Liltara mengatakannya dengan bangga, seolah-olah itu adalah sesuatu yang layak dibanggakan.
Ketal mengerutkan kening.
“…Kamu tidak pernah kenyang, bahkan sekali pun tidak?”
“Tidak. Aku tumbuh di tempat suci. Aku selalu mengikuti aturan Lady Federica yang agung. Bukan hanya aku. Semua Ksatria Suci yang bersamaku juga sama.”
“…”
Ketal diam-diam mengamati Liltara dan para Ksatria Suci.
Rangka mereka sangat ramping.
Meskipun secara umum lebih kecil daripada Orang-orang Barbar di Bumi atau Dataran Salju Putih, orang-orang ini berukuran sangat kecil.
Seolah-olah mereka kekurangan gizi sejak usia muda.
Ketika pertama kali melihat mereka, dia merasa aneh, tetapi dia hanya mengira mereka bertubuh kecil.
Namun, jika apa yang dikatakan Liltara benar…
Ketal mengingat kembali makanan yang telah mereka makan dalam perjalanan sejauh ini.
Air berbau busuk.
Dendeng kering yang tengik.
Hanya itu saja yang mereka miliki.
Ketal mengerutkan kening dan bertanya,
“Lalu, apakah kamu pernah makan makanan yang layak?”
“Tidak, aku belum melakukannya.”
“…Apakah kamu pernah bermain game saat masih kecil?”
“Aku tidak melakukannya.”
Ketal kemudian menanyakan beberapa pertanyaan lainnya.
Apakah dia pernah mandi dengan benar?
Apakah dia pernah tidur dengan tenang?
Tempat tidur jenis apa yang dimilikinya?
Liltara menjawab semuanya.
“TIDAK.”
“Tidak, saya tidur dalam interval pendek, bangun setiap dua jam.”
“Tempat tidur? Apa itu? Aku tidur di lantai.”
Baca Hanya _????????? .???
Hanya di Web ɾιʂҽɳσʋҽʅ .ƈσɱ
Orang lain akan menganggap ini adalah penyiksaan.
Ketal harus menahan tawa yang berusaha keluar.
——————
——————
Namun Liltara tampak sangat bangga.
“Saya dengan tekun mengikuti keinginan Lady Federica. Dalam hal itu, saya tidak ada tandingannya.”
“…Begitukah.”
Pada akhirnya, Ketal hanya bisa menanggapi seperti itu.

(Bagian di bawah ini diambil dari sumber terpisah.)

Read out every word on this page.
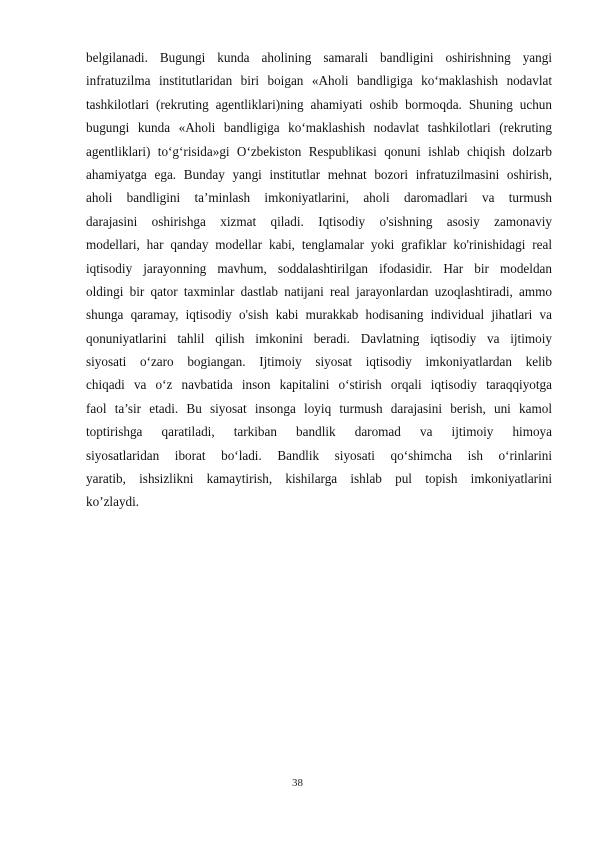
belgilanadi. Bugungi kunda aholining samarali bandligini oshirishning yangi
infratuzilma institutlaridan biri boigan «Aholi bandligiga ko‘maklashish nodavlat
tashkilotlari (rekruting agentliklari)ning ahamiyati oshib bormoqda. Shuning uchun
bugungi kunda «Aholi bandligiga ko‘maklashish nodavlat tashkilotlari (rekruting
agentliklari) to‘g‘risida»gi O‘zbekiston Respublikasi qonuni ishlab chiqish dolzarb
ahamiyatga ega. Bunday yangi institutlar mehnat bozori infratuzilmasini oshirish,
aholi bandligini ta’minlash imkoniyatlarini, aholi daromadlari va turmush
darajasini oshirishga xizmat qiladi. Iqtisodiy o'sishning asosiy zamonaviy
modellari, har qanday modellar kabi, tenglamalar yoki grafiklar ko'rinishidagi real
iqtisodiy jarayonning mavhum, soddalashtirilgan ifodasidir. Har bir modeldan
oldingi bir qator taxminlar dastlab natijani real jarayonlardan uzoqlashtiradi, ammo
shunga qaramay, iqtisodiy o'sish kabi murakkab hodisaning individual jihatlari va
qonuniyatlarini tahlil qilish imkonini beradi. Davlatning iqtisodiy va ijtimoiy
siyosati o‘zaro bogiangan. Ijtimoiy siyosat iqtisodiy imkoniyatlardan kelib
chiqadi va o‘z navbatida inson kapitalini o‘stirish orqali iqtisodiy taraqqiyotga
faol ta’sir etadi. Bu siyosat insonga loyiq turmush darajasini berish, uni kamol
toptirishga qaratiladi, tarkiban bandlik daromad va ijtimoiy himoya
siyosatlaridan iborat bo‘ladi. Bandlik siyosati qo‘shimcha ish o‘rinlarini
yaratib, ishsizlikni kamaytirish, kishilarga ishlab pul topish imkoniyatlarini
ko’zlaydi.

38
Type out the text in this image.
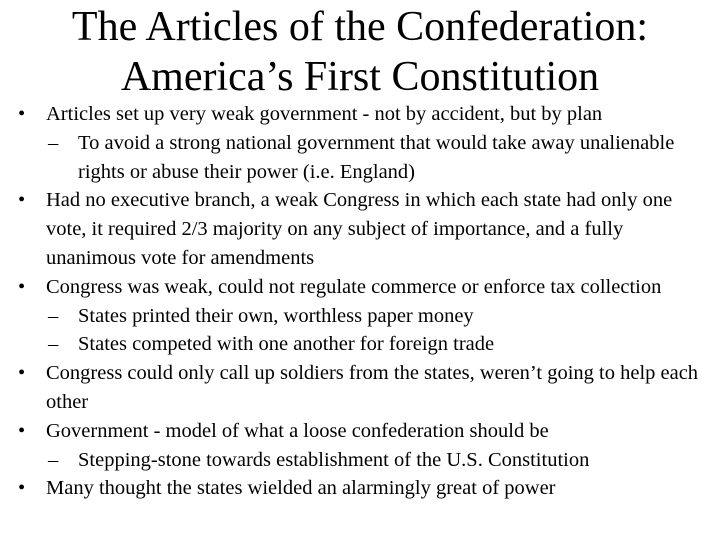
The Articles of the Confederation:
America’s First Constitution
• Articles set up very weak government - not by accident, but by plan
– To avoid a strong national government that would take away unalienable rights or abuse their power (i.e. England)
• Had no executive branch, a weak Congress in which each state had only one vote, it required 2/3 majority on any subject of importance, and a fully unanimous vote for amendments
• Congress was weak, could not regulate commerce or enforce tax collection
– States printed their own, worthless paper money
– States competed with one another for foreign trade
• Congress could only call up soldiers from the states, weren’t going to help each other
• Government - model of what a loose confederation should be
– Stepping-stone towards establishment of the U.S. Constitution
• Many thought the states wielded an alarmingly great of power
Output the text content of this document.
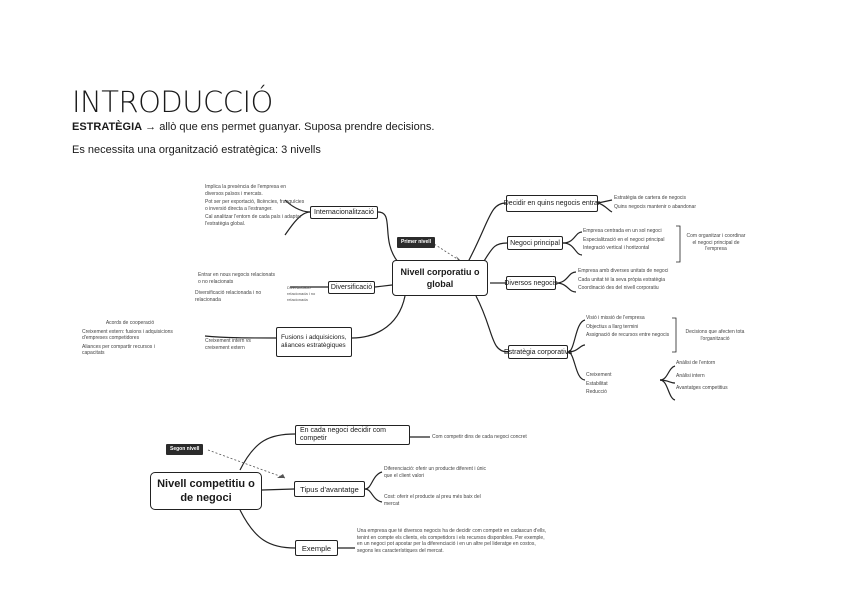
INTRODUCCIÓ
ESTRATÈGIA → allò que ens permet guanyar. Suposa prendre decisions.
Es necessita una organització estratègica: 3 nivells
Nivell corporatiu o global
Primer nivell
Internacionalització
Diversificació
Fusions i adquisicions, aliances estratègiques
Decidir en quins negocis entrar
Negoci principal
Diversos negocis
Estratègia corporativa

Implica la presència de l'empresa en diversos països i mercats.

Pot ser per exportació, llicències, franquícies o inversió directa a l'estranger.

Cal analitzar l'entorn de cada país i adaptar l'estratègia global.

Entrar en nous negocis relacionats o no relacionats
Diversificació relacionada i no relacionada
Diversificació relacionada i no relacionada

Acords de cooperació

Creixement extern: fusions i adquisicions d'empreses competidores

Aliances per compartir recursos i capacitats

Creixement intern vs creixement extern

Estratègia de cartera de negocis

Quins negocis mantenir o abandonar

Empresa centrada en un sol negoci

Especialització en el negoci principal

Integració vertical i horitzontal

Com organitzar i coordinar el negoci principal de l'empresa

Empresa amb diverses unitats de negoci

Cada unitat té la seva pròpia estratègia

Coordinació des del nivell corporatiu

Visió i missió de l'empresa

Objectius a llarg termini

Assignació de recursos entre negocis	Decisions que afecten tota l'organització

Creixement

Estabilitat

Reducció

Anàlisi de l'entorn

Anàlisi intern

Avantatges competitius

Nivell competitiu o de negoci
Segon nivell
En cada negoci decidir com competir
Tipus d'avantatge
Exemple
Com competir dins de cada negoci concret
Diferenciació: oferir un producte diferent i únic que el client valori
Cost: oferir el producte al preu més baix del mercat
Una empresa que té diversos negocis ha de decidir com competir en cadascun d'ells, tenint en compte els clients, els competidors i els recursos disponibles. Per exemple, en un negoci pot apostar per la diferenciació i en un altre pel lideratge en costos, segons les característiques del mercat.
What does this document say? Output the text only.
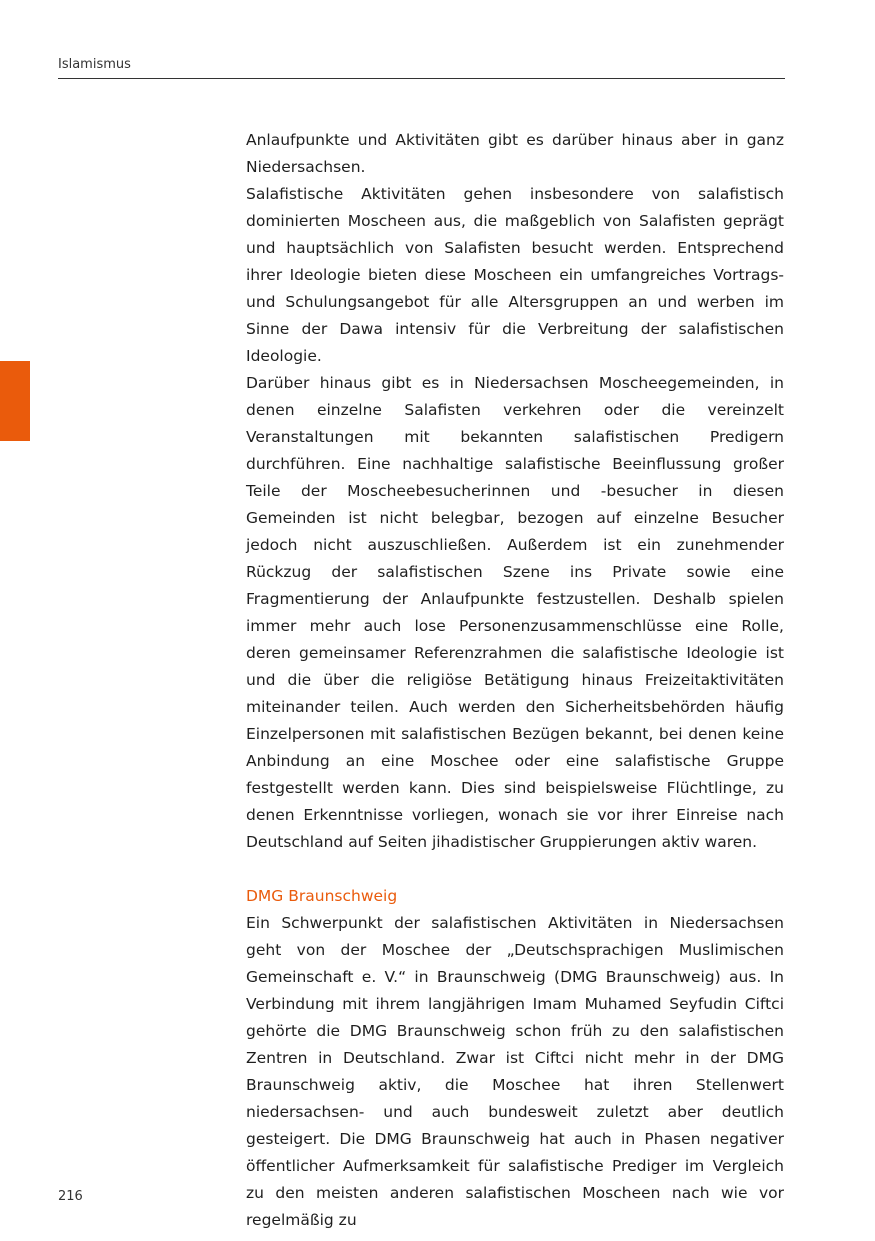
Islamismus

Anlaufpunkte und Aktivitäten gibt es darüber hinaus aber in ganz Niedersachsen.

Salafistische Aktivitäten gehen insbesondere von salafistisch dominierten Moscheen aus, die maßgeblich von Salafisten geprägt und hauptsächlich von Salafisten besucht werden. Entsprechend ihrer Ideologie bieten diese Moscheen ein umfangreiches Vortrags- und Schulungsangebot für alle Altersgruppen an und werben im Sinne der Dawa intensiv für die Verbreitung der salafistischen Ideologie.

Darüber hinaus gibt es in Niedersachsen Moscheegemeinden, in denen einzelne Salafisten verkehren oder die vereinzelt Veranstaltungen mit bekannten salafistischen Predigern durchführen. Eine nachhaltige salafistische Beeinflussung großer Teile der Moscheebesucherinnen und -besucher in diesen Gemeinden ist nicht belegbar, bezogen auf einzelne Besucher jedoch nicht auszuschließen. Außerdem ist ein zunehmender Rückzug der salafistischen Szene ins Private sowie eine Fragmentierung der Anlaufpunkte festzustellen. Deshalb spielen immer mehr auch lose Personenzusammenschlüsse eine Rolle, deren gemeinsamer Referenzrahmen die salafistische Ideologie ist und die über die religiöse Betätigung hinaus Freizeitaktivitäten miteinander teilen. Auch werden den Sicherheitsbehörden häufig Einzelpersonen mit salafistischen Bezügen bekannt, bei denen keine Anbindung an eine Moschee oder eine salafistische Gruppe festgestellt werden kann. Dies sind beispielsweise Flüchtlinge, zu denen Erkenntnisse vorliegen, wonach sie vor ihrer Einreise nach Deutschland auf Seiten jihadistischer Gruppierungen aktiv waren.

DMG Braunschweig

Ein Schwerpunkt der salafistischen Aktivitäten in Niedersachsen geht von der Moschee der „Deutschsprachigen Muslimischen Gemeinschaft e. V.“ in Braunschweig (DMG Braunschweig) aus. In Verbindung mit ihrem langjährigen Imam Muhamed Seyfudin Ciftci gehörte die DMG Braunschweig schon früh zu den salafistischen Zentren in Deutschland. Zwar ist Ciftci nicht mehr in der DMG Braunschweig aktiv, die Moschee hat ihren Stellenwert niedersachsen- und auch bundesweit zuletzt aber deutlich gesteigert. Die DMG Braunschweig hat auch in Phasen negativer öffentlicher Aufmerksamkeit für salafistische Prediger im Vergleich zu den meisten anderen salafistischen Moscheen nach wie vor regelmäßig zu

216
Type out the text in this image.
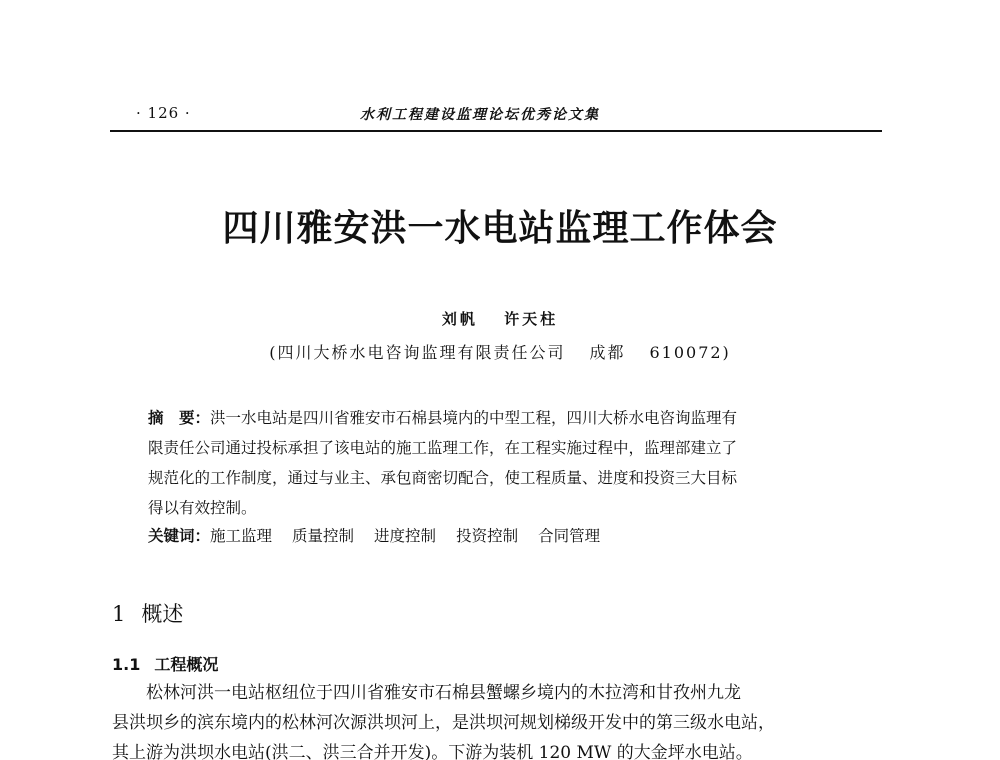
· 126 ·	水利工程建设监理论坛优秀论文集
四川雅安洪一水电站监理工作体会
刘帆 许天柱
(四川大桥水电咨询监理有限责任公司 成都 610072)
摘　要：洪一水电站是四川省雅安市石棉县境内的中型工程，四川大桥水电咨询监理有
限责任公司通过投标承担了该电站的施工监理工作，在工程实施过程中，监理部建立了
规范化的工作制度，通过与业主、承包商密切配合，使工程质量、进度和投资三大目标
得以有效控制。
关键词：施工监理 质量控制 进度控制 投资控制 合同管理
1 概述
1.1 工程概况
松林河洪一电站枢纽位于四川省雅安市石棉县蟹螺乡境内的木拉湾和甘孜州九龙
县洪坝乡的滨东境内的松林河次源洪坝河上，是洪坝河规划梯级开发中的第三级水电站，
其上游为洪坝水电站(洪二、洪三合并开发)。下游为装机 120 MW 的大金坪水电站。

Malam itu, Ketal memanggil Liltara.
‘A-apa yang dia inginkan sekarang?’
Kecemasan Liltara tampak jelas di wajahnya.
“Tidak ada yang serius. Aku hanya penasaran tentang sesuatu.”
“Silakan bertanya…”
Ketal bertanya kepada Liltara tentang ajaran Federica, kondisi di dalam tempat suci, serta arah dan tujuan ordo tersebut.
Liltara, yang bingung dengan betapa spesifiknya pertanyaannya, menjawabnya.
Setelah mendengar jawabannya, Ketal mengusap dagunya.
“Jadi begitu.”
Dia terdiam.
Liltara memperhatikannya dengan ekspresi khawatir.
‘Mengapa dia ingin tahu semua ini?’
Dari sudut pandang mana pun, dia tidak dapat mengerti mengapa Ketal ingin tahu tentang ajaran tersebut.
Setelah memikirkannya sejenak, mata Liltara melebar.
‘Mungkinkah…?’
Mungkinkah orang berdosa ini menyadari kebesaran Lady Federica?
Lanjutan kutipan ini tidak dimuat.